AT&T is riding high after its big win against the U.S. Justice Department in its effort to acquire Time Warner. While the transaction was able to go through without any stipulations placed on the combined companies, some of AT&T’s past bad acts are rising to the surface thanks to some investigative reporting.
AT&T employees — with direction from their superiors — are accused of using unethical sales practices in order to drive up subscription numbers for the DirecTV Now streaming service. DirecTV Now is a paid service that is competitive with Sling TV, YouTube TVand Hulu Live TV. As more cord-cuttersdrop their traditional cable and satellite TV packages, streaming “skinny bundles” have become the new battleground.
The first tactic seems “innocent” enough. AT&T employees would offer to sign-up customers for a free trial of DirecTV Now (which would boost their sales numbers), and then offer to cancel the trial before it automatically renewed. Canceling a trial for a subscriber is against company policy, but employees were reportedly told to carry out the practice anyway by their managers. And as you can imagine, there were plenty of sales associates that simply “forgot” to cancel the trials, leading to customers seeing unexpected charges for $35 on their bills after the trial expired.
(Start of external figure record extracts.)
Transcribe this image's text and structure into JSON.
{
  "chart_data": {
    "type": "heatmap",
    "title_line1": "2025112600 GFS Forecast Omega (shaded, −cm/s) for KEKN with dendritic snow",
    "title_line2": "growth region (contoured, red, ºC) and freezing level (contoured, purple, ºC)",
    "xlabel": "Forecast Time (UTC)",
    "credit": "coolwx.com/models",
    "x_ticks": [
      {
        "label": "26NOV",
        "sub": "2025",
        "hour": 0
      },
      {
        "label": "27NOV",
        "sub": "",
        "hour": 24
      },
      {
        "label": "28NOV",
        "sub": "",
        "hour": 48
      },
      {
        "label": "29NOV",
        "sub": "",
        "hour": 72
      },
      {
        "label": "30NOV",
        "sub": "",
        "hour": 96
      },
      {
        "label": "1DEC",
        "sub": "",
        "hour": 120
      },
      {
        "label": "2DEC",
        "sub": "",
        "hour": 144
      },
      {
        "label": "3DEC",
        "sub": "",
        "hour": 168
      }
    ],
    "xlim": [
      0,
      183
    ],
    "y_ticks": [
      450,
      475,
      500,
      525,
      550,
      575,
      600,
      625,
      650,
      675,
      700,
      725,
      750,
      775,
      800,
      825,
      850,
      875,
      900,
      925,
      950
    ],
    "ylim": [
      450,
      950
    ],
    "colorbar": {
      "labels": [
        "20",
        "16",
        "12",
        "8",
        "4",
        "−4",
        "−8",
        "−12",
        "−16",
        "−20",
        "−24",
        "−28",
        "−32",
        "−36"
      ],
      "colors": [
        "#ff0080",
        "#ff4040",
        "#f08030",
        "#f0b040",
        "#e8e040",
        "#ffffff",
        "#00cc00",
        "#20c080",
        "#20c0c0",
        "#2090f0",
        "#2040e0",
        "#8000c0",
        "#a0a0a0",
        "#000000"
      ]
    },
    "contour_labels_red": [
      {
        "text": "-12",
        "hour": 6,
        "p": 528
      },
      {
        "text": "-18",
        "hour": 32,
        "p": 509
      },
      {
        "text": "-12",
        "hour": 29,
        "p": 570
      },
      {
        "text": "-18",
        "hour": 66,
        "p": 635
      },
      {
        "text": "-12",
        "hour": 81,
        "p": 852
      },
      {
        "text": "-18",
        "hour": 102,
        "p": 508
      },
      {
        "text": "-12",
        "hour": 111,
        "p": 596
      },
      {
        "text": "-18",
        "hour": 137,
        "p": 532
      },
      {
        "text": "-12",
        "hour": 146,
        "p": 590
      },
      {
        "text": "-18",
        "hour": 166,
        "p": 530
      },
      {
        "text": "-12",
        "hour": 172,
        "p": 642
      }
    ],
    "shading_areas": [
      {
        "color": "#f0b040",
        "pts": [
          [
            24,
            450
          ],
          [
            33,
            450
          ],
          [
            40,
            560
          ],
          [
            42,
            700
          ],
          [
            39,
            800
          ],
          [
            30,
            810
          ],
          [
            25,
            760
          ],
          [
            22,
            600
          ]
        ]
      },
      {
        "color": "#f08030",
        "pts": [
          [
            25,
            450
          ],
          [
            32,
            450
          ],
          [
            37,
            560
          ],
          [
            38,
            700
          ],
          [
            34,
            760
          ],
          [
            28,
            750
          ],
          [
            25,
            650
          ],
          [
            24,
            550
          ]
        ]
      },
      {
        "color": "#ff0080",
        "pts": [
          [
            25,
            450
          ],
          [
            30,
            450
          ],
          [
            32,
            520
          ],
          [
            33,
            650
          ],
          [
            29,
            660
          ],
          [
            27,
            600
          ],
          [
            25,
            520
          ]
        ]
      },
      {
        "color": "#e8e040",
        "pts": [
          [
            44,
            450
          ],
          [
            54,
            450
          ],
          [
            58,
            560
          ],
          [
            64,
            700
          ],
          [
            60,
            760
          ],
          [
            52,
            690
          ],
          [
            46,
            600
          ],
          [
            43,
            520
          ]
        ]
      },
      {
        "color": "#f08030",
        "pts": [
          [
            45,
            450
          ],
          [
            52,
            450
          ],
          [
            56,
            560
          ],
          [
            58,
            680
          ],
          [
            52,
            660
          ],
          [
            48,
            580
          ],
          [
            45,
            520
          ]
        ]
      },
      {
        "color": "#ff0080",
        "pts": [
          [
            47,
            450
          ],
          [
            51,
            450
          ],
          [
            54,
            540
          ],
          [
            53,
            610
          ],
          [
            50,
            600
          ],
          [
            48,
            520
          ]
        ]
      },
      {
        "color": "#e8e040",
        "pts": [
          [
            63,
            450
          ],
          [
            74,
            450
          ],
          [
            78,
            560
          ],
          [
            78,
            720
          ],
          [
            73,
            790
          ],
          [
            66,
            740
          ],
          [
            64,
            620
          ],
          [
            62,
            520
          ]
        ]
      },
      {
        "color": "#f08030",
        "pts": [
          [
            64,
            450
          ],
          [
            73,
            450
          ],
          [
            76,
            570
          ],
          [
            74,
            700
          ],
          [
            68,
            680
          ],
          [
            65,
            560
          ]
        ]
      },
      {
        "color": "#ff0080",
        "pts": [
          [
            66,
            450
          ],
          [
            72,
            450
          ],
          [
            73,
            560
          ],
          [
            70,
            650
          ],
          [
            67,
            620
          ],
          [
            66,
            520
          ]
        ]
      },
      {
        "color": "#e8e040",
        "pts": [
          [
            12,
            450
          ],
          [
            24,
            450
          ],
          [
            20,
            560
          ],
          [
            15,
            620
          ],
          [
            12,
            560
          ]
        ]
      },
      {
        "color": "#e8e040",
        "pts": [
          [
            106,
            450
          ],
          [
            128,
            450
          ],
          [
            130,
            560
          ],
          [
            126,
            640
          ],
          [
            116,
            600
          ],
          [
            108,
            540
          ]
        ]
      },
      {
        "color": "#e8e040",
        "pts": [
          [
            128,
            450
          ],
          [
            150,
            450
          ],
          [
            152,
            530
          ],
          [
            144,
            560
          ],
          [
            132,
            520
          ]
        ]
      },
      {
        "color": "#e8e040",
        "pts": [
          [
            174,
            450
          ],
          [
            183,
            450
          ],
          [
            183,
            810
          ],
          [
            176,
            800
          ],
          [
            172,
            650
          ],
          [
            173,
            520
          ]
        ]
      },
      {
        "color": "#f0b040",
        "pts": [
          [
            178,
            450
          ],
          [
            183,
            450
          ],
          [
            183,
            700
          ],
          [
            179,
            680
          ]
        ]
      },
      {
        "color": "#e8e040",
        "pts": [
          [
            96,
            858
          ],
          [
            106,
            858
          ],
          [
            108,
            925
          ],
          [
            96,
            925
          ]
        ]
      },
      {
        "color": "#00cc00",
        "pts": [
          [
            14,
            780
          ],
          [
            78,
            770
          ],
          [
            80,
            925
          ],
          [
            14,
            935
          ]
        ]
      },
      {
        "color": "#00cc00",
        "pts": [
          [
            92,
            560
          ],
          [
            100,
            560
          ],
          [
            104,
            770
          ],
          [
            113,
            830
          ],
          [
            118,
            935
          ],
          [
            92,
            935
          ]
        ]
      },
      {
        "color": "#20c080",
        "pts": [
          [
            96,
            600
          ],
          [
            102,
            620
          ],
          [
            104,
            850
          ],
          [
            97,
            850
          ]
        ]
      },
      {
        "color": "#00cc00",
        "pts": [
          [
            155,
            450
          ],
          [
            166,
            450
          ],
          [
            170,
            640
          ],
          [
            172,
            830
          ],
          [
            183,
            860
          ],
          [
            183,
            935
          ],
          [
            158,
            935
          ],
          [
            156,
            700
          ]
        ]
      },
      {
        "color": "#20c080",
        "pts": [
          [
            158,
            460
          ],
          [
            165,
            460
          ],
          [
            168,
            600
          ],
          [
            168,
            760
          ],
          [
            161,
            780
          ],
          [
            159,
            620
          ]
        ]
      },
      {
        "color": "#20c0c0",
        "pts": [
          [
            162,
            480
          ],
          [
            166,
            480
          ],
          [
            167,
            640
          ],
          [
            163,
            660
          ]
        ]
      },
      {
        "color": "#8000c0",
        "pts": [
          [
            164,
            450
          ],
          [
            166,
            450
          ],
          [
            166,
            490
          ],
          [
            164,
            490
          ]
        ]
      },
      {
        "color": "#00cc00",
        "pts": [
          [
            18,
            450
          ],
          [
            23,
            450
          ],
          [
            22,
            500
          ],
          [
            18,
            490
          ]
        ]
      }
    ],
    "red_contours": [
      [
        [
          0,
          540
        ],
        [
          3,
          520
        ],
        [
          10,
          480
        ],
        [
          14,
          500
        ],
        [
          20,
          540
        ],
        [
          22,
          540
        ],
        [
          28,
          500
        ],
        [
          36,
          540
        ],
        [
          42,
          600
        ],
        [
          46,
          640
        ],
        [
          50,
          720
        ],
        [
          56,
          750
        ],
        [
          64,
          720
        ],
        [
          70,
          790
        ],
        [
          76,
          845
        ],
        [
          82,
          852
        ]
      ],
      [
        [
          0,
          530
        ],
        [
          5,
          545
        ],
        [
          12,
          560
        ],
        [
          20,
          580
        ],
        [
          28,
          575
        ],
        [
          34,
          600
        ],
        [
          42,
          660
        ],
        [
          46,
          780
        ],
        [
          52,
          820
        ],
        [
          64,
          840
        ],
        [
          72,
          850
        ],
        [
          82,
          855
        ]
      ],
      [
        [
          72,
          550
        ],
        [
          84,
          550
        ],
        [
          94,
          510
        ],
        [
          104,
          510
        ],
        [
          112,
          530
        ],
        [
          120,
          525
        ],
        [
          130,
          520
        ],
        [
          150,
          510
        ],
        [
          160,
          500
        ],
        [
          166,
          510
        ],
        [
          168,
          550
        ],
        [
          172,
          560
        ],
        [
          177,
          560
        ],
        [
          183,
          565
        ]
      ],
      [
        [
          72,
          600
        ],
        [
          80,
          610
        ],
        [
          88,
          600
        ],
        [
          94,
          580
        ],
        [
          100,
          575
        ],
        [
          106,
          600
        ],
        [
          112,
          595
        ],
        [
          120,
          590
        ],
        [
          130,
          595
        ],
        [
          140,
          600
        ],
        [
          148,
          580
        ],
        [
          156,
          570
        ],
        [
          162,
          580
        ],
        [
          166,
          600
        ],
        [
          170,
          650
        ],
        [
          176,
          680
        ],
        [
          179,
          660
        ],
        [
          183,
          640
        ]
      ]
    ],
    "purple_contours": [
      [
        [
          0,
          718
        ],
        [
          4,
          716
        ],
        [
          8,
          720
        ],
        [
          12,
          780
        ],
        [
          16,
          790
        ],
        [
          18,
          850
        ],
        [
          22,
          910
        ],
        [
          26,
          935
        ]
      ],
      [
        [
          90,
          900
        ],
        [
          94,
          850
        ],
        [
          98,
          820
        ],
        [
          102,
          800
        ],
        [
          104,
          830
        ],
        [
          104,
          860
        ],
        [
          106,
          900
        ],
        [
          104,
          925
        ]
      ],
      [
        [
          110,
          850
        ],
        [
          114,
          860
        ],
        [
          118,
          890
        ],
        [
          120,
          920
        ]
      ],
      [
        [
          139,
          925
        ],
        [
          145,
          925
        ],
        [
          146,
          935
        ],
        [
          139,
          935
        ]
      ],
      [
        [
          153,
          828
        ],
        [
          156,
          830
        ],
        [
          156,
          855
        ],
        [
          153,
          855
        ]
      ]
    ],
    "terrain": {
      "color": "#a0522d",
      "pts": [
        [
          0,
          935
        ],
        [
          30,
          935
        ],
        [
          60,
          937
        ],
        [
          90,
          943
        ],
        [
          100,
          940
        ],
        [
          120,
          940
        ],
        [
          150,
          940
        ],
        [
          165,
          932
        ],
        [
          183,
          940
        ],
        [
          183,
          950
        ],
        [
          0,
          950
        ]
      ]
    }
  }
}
“We were told by managers to cancel it to avoid any future headaches but a lot slips through the cracks,” said Abraham Buonya, one of AT&T’s top sales associates in Hawaii before he was fired by the company after an internal audit.
However, it doesn’t end there. A more sinister plot involved signing up customers for multiple trials of DirecTV Now. If a customer agreed to sign up for a DirecTV Now trial, a sales associate could use a customer’s credit card to activate up to three trials at once. Here’s how it worked: AT&T stipulates that a single credit card cannot be charged more than $35 during trial period. However, during special promotions when AT&T was offering trials for $10, three sales could be crammed in at once with the help of some fake email address.
“My manager picked up my iPad, which was signed in under me, made a fake email and then activated a Direct TV Now subscription on that email and then said if I can do it, here you go, you can do the next one,” said an anonymous AT&T employee that was also fired.
As if that wasn’t enough, there was one final trick that sales associates had up their sleeves. If a customer came into an AT&T store to purchase a new smartphone, they were told that an additional fee would be required to complete the transaction. This was of course a lie, but sales associates would then say that they could waive the fee if customers signed up for a $10 DirecTV Now trial — which of course was priced below the made-up fee. Needless to say, many customers signed up for the DirecTV Now trial because they thought that they were getting a better “deal”.
“The managers basically encouraged us and informed us of how to manipulate sales,” added Buonya. Even if this was a ploy by managers to inflate sales numbers, it was still against corporate policy. Both the managers and sales associates should have known this, but they claim that they carried out these practices to meet sales goals and compete with other regional stores.
For its part, AT&T issued the following statement, “Last fall, we detected some simultaneous customer orders and cancellations of a free product trial. We determined some employees had violated our policies and based on our findings we took appropriate action.”